By feeding your pet with raw meat of controlled or organic origin, or at least  offering premium products without gluten, adding probiotics , digestive and systemic enzymes and a herbal detoxifying supplement EVERY DAY you will have a good chance of eliminating this habit.

Here are the suggestions / remedies I advise in this case:

1) Barf diet (get very good advice before starting it and consult with a holistic veterinarian or an open-minded one). Initially,  it is recommendable to still add probiotics and enzymes. The downside of Barf is that the packs are minimum 500 g and they come frozen so it is difficult to make smaller portions and the sight may be a little rough to a « sensitive stomach ».

The advantage: it costs less than the best premium products and after an adaptation period (it takes some patience) your pet will feel great and thank you for life!***

*** Fitopets has found an excellent alternative to raw diet, which is dehydrated human grade pet food. The brand is called Pure Pet Food and it is available in differente tastes in our webshop.

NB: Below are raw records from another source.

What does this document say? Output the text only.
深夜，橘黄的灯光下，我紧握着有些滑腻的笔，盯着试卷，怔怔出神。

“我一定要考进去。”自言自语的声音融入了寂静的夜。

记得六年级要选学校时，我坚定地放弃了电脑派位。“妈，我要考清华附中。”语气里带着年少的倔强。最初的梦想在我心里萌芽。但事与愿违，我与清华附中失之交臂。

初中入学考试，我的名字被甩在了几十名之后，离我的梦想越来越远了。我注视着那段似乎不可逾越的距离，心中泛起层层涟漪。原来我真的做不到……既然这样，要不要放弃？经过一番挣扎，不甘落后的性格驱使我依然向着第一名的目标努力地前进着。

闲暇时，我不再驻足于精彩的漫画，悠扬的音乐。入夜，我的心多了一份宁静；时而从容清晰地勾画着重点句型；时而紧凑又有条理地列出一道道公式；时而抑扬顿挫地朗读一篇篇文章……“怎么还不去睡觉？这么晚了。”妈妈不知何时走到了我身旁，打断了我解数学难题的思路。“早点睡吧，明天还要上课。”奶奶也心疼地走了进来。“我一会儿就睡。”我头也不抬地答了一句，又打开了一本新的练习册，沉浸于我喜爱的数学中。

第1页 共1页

2) Add probiotics,  possibily clincically tested for pets. Probiotics help strengthen the immune system, eliminate toxins and improve the absorption capacity of other nutrients by about 40-50%.

3) Add vegetal digestive enzymes to support the pancreas and prevent our friend from searching for them in the excretions as we have seen before.

Ideally, it would be a product with a mixture of digestive enzymes such as amylase, protease, lipase together with bromeline and beta-glucanase which are both digestive and systemic enzymes; The latter are extremely useful in case of candidosis (beta-glucanase) and in case of inflammatory conditions such as osteoarthritis (bromelina).

4) Add a supplement with detoxifying propreties.

Turmeric (Curcuma Longa) is an excellent herb for countless aspects including its anti-inflammatory, antioxidant and hepatotoxic properties.

It is precisely on the liver that the curcuma exerts a strong detoxifying action by depleting it from excessive waste accumulated over time.

Dandelion (Taraxacum Officinalis) also works on liver detoxification but also has a prebiotic action, thus improving gastrointestinal function.

Burdock root (Articum lappa) is a detoxifying herb as it supports liver function and helps its regeneration when damaged (infections, contaminated food, etc.).

There are multi-herbal supplements in the form of alcohol-free glycerin macerates which are specific for dogs and cats.

I would personally recommend picking a kosher, no GMO and possibly certified USP (American Pharmacopoeia).

As mentioned above, it is essential to always pick up the stools in order to keep everything clean. If there is a cat in the house you must always keep the litter box clean and make sure is out of reach to your dog.

Adding probiotic and digestive enzymes in your cat’s food is a good idea so that his stools becomes less appealing to your dog.

Always leave toys to your dog in order to stimulate his mind and avoid boredom. Take him for a run or a walk and play with him ; these are essential steps to help prevent sedentarity and boredom which can lead to particular behaviors such as those listed above.

If you do not see any improvement after following these tips, you should make an appointment with your veterinarian in order to rule out any medical reason that may be the underlying cause of this behavior.